Use of raloxifene and tamoxifen by breast cancer risk level in a Medicare-eligible cohort.
Journal: Am J Obstet Gynecol
Date: 2018 Jun
Major Program(s) or Research Group(s): BGCRG, EDRG, OD
PubMed ID: 29630889
PMC ID: PMC5970073
Abstract: BACKGROUND: Raloxifene and tamoxifen are Food and Drug Administration-approved for breast cancer risk reduction; in 2013, the US Preventive Services Task Force recommended these drugs for breast cancer risk reduction in high-risk women. Information on the use of raloxifene and tamoxifen for breast cancer risk reduction in the general population indicates that the risk is believed to be low; however, there is little literature. OBJECTIVE: The purpose of this study was to assess the use of breast cancer risk reduction medications by breast cancer risk level in an older cohort of women. STUDY DESIGN: Women who were enrolled in the Prostate, Lung, Colorectal, and Ovarian Cancer Screening Trial were assessed for the use of raloxifene, tamoxifen, and other medications. The data sources for use of the drugs were a mailed medication use questionnaire in 2013 and linked Medicare Part D claims files from 2010-2014. Estimated breast cancer risk within 5 years was assessed with the use of the modified Gail model and self-reported breast cancer risk factors; comorbidities were assessed through a questionnaire. RESULTS: A total of 22,235 women completed the medication use questionnaire; of these, 13,640 women (61%) had linked Part D data. In 2013, 45% of the women were 65-74 years old, and 55% of the women were 75-84 years old. From the medication use questionnaire, raloxifene use (past month) was 1.8%, 2.5%, and 4.0% for women with breast cancer risk within 5 years of <1.66%, 1.66-3.0%, and ≥3%, respectively (probability value trend, <.0001).

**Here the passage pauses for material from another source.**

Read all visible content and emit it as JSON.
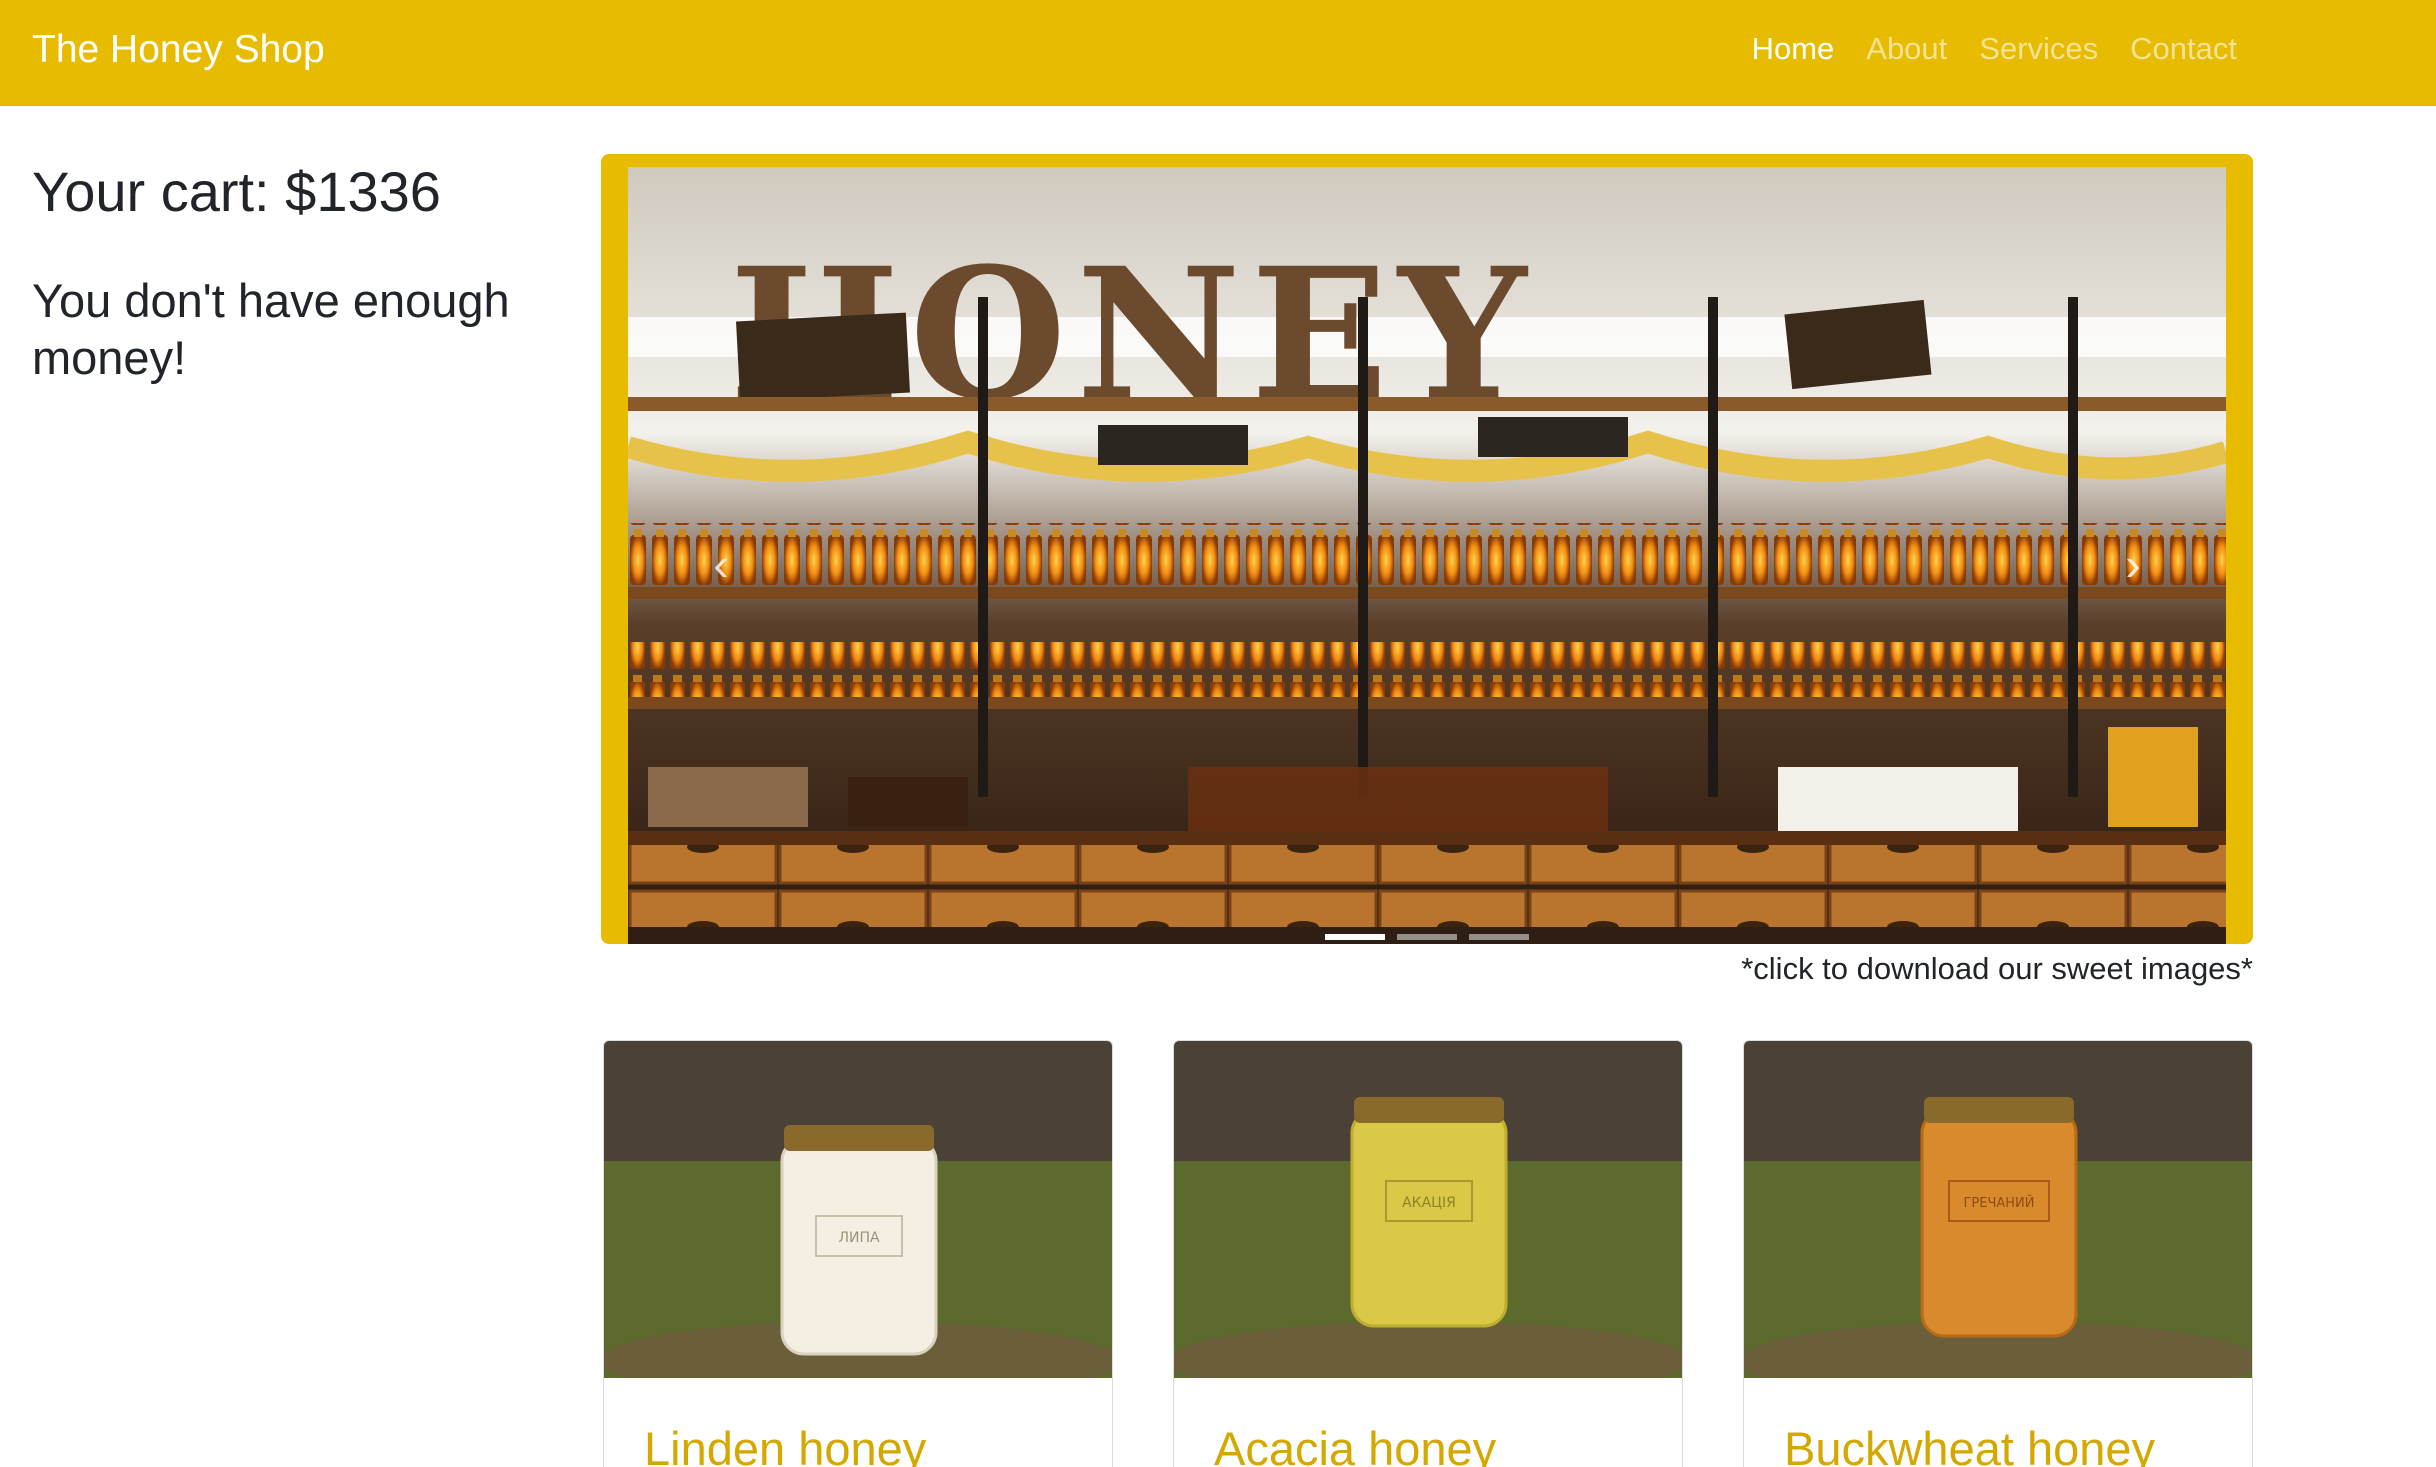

From Part D, for any use during the period among women with coverage, raloxifene rates were 3.3%, 4.0%, and 6.6% for the 3 categories for breast cancer risk within 5 years (probability value trend, <.0001); use was 7.4% and 3.3% in women with and without osteoporosis, respectively. Raloxifene use significantly decreased from 2010-2014, and specifically from 2012-2014, both for all women and for women with breast cancer risk within 5 years of ≥3%. Tamoxifen use from Part D was 0.36%, 0.45%, and 0.85% for the 3 categories for breast cancer risk within 5 years (probability value trend, .009). CONCLUSION: Raloxifene use was low overall but increased modestly with breast cancer risk, and usage decreased from 2010-2014. Tamoxifen use was very low.